Today we read Langston Hughes' "Thank You, M'am" for the first time. For this reading, we focused on two things--basic comprehension of the plot and vocabulary. Students had two tasks for this first reading. The first was recording words that they didn't understand, whose meanings were unclear, or words that were used multiple times in different ways (and no, I'm not talking about the words the, are, is, did, etc. Yes, I tell students that, because otherwise they'll write them down).
I asked students to record the words they didn't understand on a sheet of paper. This is often when I bring out my basket of scrap paper. It's a basket of copy paper that I copied wrong, had two many copies of, were copies that I used five million years ago, etc. that I've torn in fourths. I asked students to write their names on their paper and then, as we read the story, to write down unfamiliar words.

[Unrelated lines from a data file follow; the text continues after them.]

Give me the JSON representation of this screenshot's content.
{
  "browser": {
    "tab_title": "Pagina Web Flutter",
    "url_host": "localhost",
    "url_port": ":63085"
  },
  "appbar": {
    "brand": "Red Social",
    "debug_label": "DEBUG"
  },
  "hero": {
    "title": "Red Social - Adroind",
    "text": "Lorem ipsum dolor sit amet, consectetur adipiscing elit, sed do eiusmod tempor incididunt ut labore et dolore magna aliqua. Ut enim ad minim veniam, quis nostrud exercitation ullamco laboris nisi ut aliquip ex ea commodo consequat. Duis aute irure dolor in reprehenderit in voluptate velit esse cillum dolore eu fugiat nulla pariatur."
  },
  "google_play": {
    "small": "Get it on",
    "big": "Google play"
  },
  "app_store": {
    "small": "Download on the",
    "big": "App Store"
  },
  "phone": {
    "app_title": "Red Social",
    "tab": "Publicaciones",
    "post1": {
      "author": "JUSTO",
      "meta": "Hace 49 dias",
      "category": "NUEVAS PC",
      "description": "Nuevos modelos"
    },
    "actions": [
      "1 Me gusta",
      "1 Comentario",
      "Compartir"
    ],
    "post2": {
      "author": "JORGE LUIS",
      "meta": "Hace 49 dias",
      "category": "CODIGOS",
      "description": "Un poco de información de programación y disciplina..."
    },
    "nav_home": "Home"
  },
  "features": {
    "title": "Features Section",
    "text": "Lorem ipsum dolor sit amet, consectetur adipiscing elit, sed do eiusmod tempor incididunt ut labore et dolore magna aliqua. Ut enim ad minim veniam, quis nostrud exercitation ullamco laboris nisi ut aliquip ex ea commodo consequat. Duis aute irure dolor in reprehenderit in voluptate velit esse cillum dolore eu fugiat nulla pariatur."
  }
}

For this first reading, I either read aloud the text myself or used the audio book. As I monitored the room, I checked to make sure that students were following along and recording words. That's one reason why I like using audio books (if the reader is good). If I'm reading, I'm focusing on the reading, but if someone else is reading, I can focus on students. In fact, here's a lovely video recording of the story, read by me.
I paused every once in awhile to allow students time to reflect on passages and write down words. If you have highlighter tape, you could have students put tape over words which would allow students to focus on actual comprehension instead of writing. If they write a word down while the text is still being read, they may miss something.
Once we were done reading, I asked students to compare and discuss their lists of words.
Then I asked students to evaluate their understanding of the words. If they totally understood a word on their list, they would rate it as a 3. If they kind of understood, but not all the way, it would receive a rating of a 2. If they didn't understand the word at all, it would receive a 1. If they understood the word enough to teach it to someone else, it would receive a 4.
Any word that was on their lists that was rated three or lower were submitted to me using PollEverywhere and would become the focus of our vocabulary research.
We used the last bit of class time today to set up our vocabulary tabs. I gave students copies of the vocabulary tabs and students wrote the words and rated their initial understanding of the words.
We used a four level rating system like the one in the picture to the right. Most students rated the words as a one or two, meaning they don't understand the word or know how to use it. a level three means they know it and can use it. A level four means they know it, can use it, and know it well enough to teach others. You can see one students' ratings below. This student kind of knows what the word frail means, but has no idea what the words stoop, barren, half-nelson, or acquire means.